Here is a shot of how I am forcing myself to hold the stick in my left hand now for more detailed work and speed focusing on placement and form:
In my down time my wife and I like to watch TV shows and movies and may spend some time on the couch in the evenings. (Up next Better Call Saul, we have yet to venture into this prequel to Breaking Bad but it will happen as my wife is a huge fan of the character Mike.) You will now see me with sticks in my hand all the time when at rest and will diligently (and hopefully quietly) be chiseling away at the left hand either on a practice pad or my knee. Well actually, the area just above the knee where the thigh muscle meets the knee. I found that whether I am sitting upright or even laying on my back I can get positioned to do a complete isolated workout for my left hand. I can also vary the bounce response by bending my leg in for more bounce or extending it for less bounce and greater effort in practicing.
*** Now don’t tell your drum instructor this, he might freak, but I think any practice at this point of my life can certainly be beneficial.
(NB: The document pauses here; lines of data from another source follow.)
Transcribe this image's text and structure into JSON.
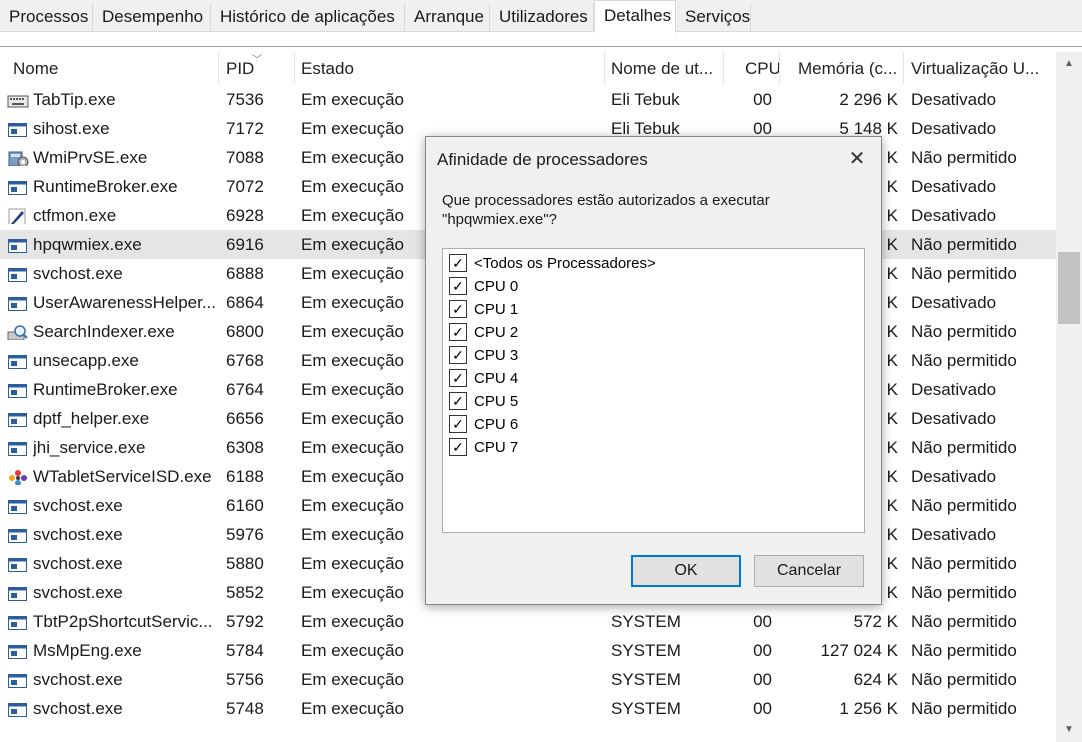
{
  "tabs": [
    "Processos",
    "Desempenho",
    "Histórico de aplicações",
    "Arranque",
    "Utilizadores",
    "Detalhes",
    "Serviços"
  ],
  "active_tab": "Detalhes",
  "columns": [
    "Nome",
    "PID",
    "Estado",
    "Nome de ut...",
    "CPU",
    "Memória (c...",
    "Virtualização U..."
  ],
  "rows": [
    {
      "icon": "keyboard-icon",
      "name": "TabTip.exe",
      "pid": "7536",
      "state": "Em execução",
      "user": "Eli Tebuk",
      "cpu": "00",
      "mem": "2 296 K",
      "virt": "Desativado"
    },
    {
      "icon": "window-app-icon",
      "name": "sihost.exe",
      "pid": "7172",
      "state": "Em execução",
      "user": "Eli Tebuk",
      "cpu": "00",
      "mem": "5 148 K",
      "virt": "Desativado"
    },
    {
      "icon": "wmi-icon",
      "name": "WmiPrvSE.exe",
      "pid": "7088",
      "state": "Em execução",
      "user": "",
      "cpu": "",
      "mem": "K",
      "virt": "Não permitido"
    },
    {
      "icon": "window-app-icon",
      "name": "RuntimeBroker.exe",
      "pid": "7072",
      "state": "Em execução",
      "user": "",
      "cpu": "",
      "mem": "K",
      "virt": "Desativado"
    },
    {
      "icon": "pen-icon",
      "name": "ctfmon.exe",
      "pid": "6928",
      "state": "Em execução",
      "user": "",
      "cpu": "",
      "mem": "K",
      "virt": "Desativado"
    },
    {
      "icon": "window-app-icon",
      "name": "hpqwmiex.exe",
      "pid": "6916",
      "state": "Em execução",
      "user": "",
      "cpu": "",
      "mem": "K",
      "virt": "Não permitido",
      "selected": true
    },
    {
      "icon": "window-app-icon",
      "name": "svchost.exe",
      "pid": "6888",
      "state": "Em execução",
      "user": "",
      "cpu": "",
      "mem": "K",
      "virt": "Não permitido"
    },
    {
      "icon": "window-app-icon",
      "name": "UserAwarenessHelper...",
      "pid": "6864",
      "state": "Em execução",
      "user": "",
      "cpu": "",
      "mem": "K",
      "virt": "Desativado"
    },
    {
      "icon": "search-indexer-icon",
      "name": "SearchIndexer.exe",
      "pid": "6800",
      "state": "Em execução",
      "user": "",
      "cpu": "",
      "mem": "K",
      "virt": "Não permitido"
    },
    {
      "icon": "window-app-icon",
      "name": "unsecapp.exe",
      "pid": "6768",
      "state": "Em execução",
      "user": "",
      "cpu": "",
      "mem": "K",
      "virt": "Não permitido"
    },
    {
      "icon": "window-app-icon",
      "name": "RuntimeBroker.exe",
      "pid": "6764",
      "state": "Em execução",
      "user": "",
      "cpu": "",
      "mem": "K",
      "virt": "Desativado"
    },
    {
      "icon": "window-app-icon",
      "name": "dptf_helper.exe",
      "pid": "6656",
      "state": "Em execução",
      "user": "",
      "cpu": "",
      "mem": "K",
      "virt": "Desativado"
    },
    {
      "icon": "window-app-icon",
      "name": "jhi_service.exe",
      "pid": "6308",
      "state": "Em execução",
      "user": "",
      "cpu": "",
      "mem": "K",
      "virt": "Não permitido"
    },
    {
      "icon": "wacom-icon",
      "name": "WTabletServiceISD.exe",
      "pid": "6188",
      "state": "Em execução",
      "user": "",
      "cpu": "",
      "mem": "K",
      "virt": "Desativado"
    },
    {
      "icon": "window-app-icon",
      "name": "svchost.exe",
      "pid": "6160",
      "state": "Em execução",
      "user": "",
      "cpu": "",
      "mem": "K",
      "virt": "Não permitido"
    },
    {
      "icon": "window-app-icon",
      "name": "svchost.exe",
      "pid": "5976",
      "state": "Em execução",
      "user": "",
      "cpu": "",
      "mem": "K",
      "virt": "Desativado"
    },
    {
      "icon": "window-app-icon",
      "name": "svchost.exe",
      "pid": "5880",
      "state": "Em execução",
      "user": "",
      "cpu": "",
      "mem": "K",
      "virt": "Não permitido"
    },
    {
      "icon": "window-app-icon",
      "name": "svchost.exe",
      "pid": "5852",
      "state": "Em execução",
      "user": "",
      "cpu": "",
      "mem": "K",
      "virt": "Não permitido"
    },
    {
      "icon": "window-app-icon",
      "name": "TbtP2pShortcutServic...",
      "pid": "5792",
      "state": "Em execução",
      "user": "SYSTEM",
      "cpu": "00",
      "mem": "572 K",
      "virt": "Não permitido"
    },
    {
      "icon": "window-app-icon",
      "name": "MsMpEng.exe",
      "pid": "5784",
      "state": "Em execução",
      "user": "SYSTEM",
      "cpu": "00",
      "mem": "127 024 K",
      "virt": "Não permitido"
    },
    {
      "icon": "window-app-icon",
      "name": "svchost.exe",
      "pid": "5756",
      "state": "Em execução",
      "user": "SYSTEM",
      "cpu": "00",
      "mem": "624 K",
      "virt": "Não permitido"
    },
    {
      "icon": "window-app-icon",
      "name": "svchost.exe",
      "pid": "5748",
      "state": "Em execução",
      "user": "SYSTEM",
      "cpu": "00",
      "mem": "1 256 K",
      "virt": "Não permitido"
    }
  ],
  "dialog": {
    "title": "Afinidade de processadores",
    "question": "Que processadores estão autorizados a executar \"hpqwmiex.exe\"?",
    "items": [
      {
        "label": "<Todos os Processadores>",
        "checked": true
      },
      {
        "label": "CPU 0",
        "checked": true
      },
      {
        "label": "CPU 1",
        "checked": true
      },
      {
        "label": "CPU 2",
        "checked": true
      },
      {
        "label": "CPU 3",
        "checked": true
      },
      {
        "label": "CPU 4",
        "checked": true
      },
      {
        "label": "CPU 5",
        "checked": true
      },
      {
        "label": "CPU 6",
        "checked": true
      },
      {
        "label": "CPU 7",
        "checked": true
      }
    ],
    "ok_label": "OK",
    "cancel_label": "Cancelar",
    "close_glyph": "✕"
  },
  "colors": {
    "selection": "#e5e5e5",
    "accent": "#0078d7"
  }
}
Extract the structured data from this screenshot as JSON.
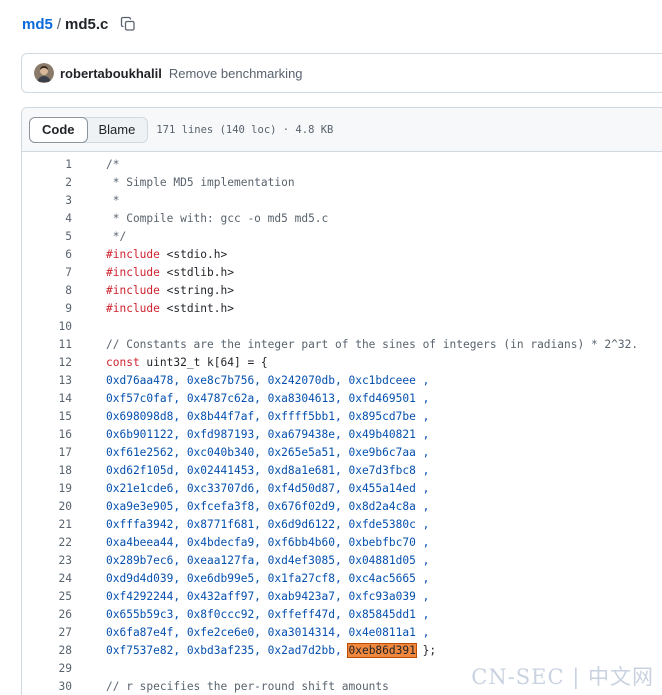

I have now gotten my left hand closely mimicking the right and have noticed a great improvement in single stroke speed. I still have a long way to go to get them close to equal. Speed and muscle memory development takes time and a lot of repetition and I should have worked on that harder when I was younger. I really haven’t set any baselines for improvement as far as metronome speed comparisons and what not. I just watch my progression and can gauge that the time is takes my left hand to tire at faster speeds compared to my right is gradually getting shorter. Something that I hope will show in my playing more and more.
So what next? I am seeing improvement in my left hand control and will continue to practice. I am also incorporating in exercises from a myriad of books I have collected over the years to change things up. I plan to share them in a future post for S&Gs. You can certainly find a ton of information on the web too about improving your non-dominant drumming hand.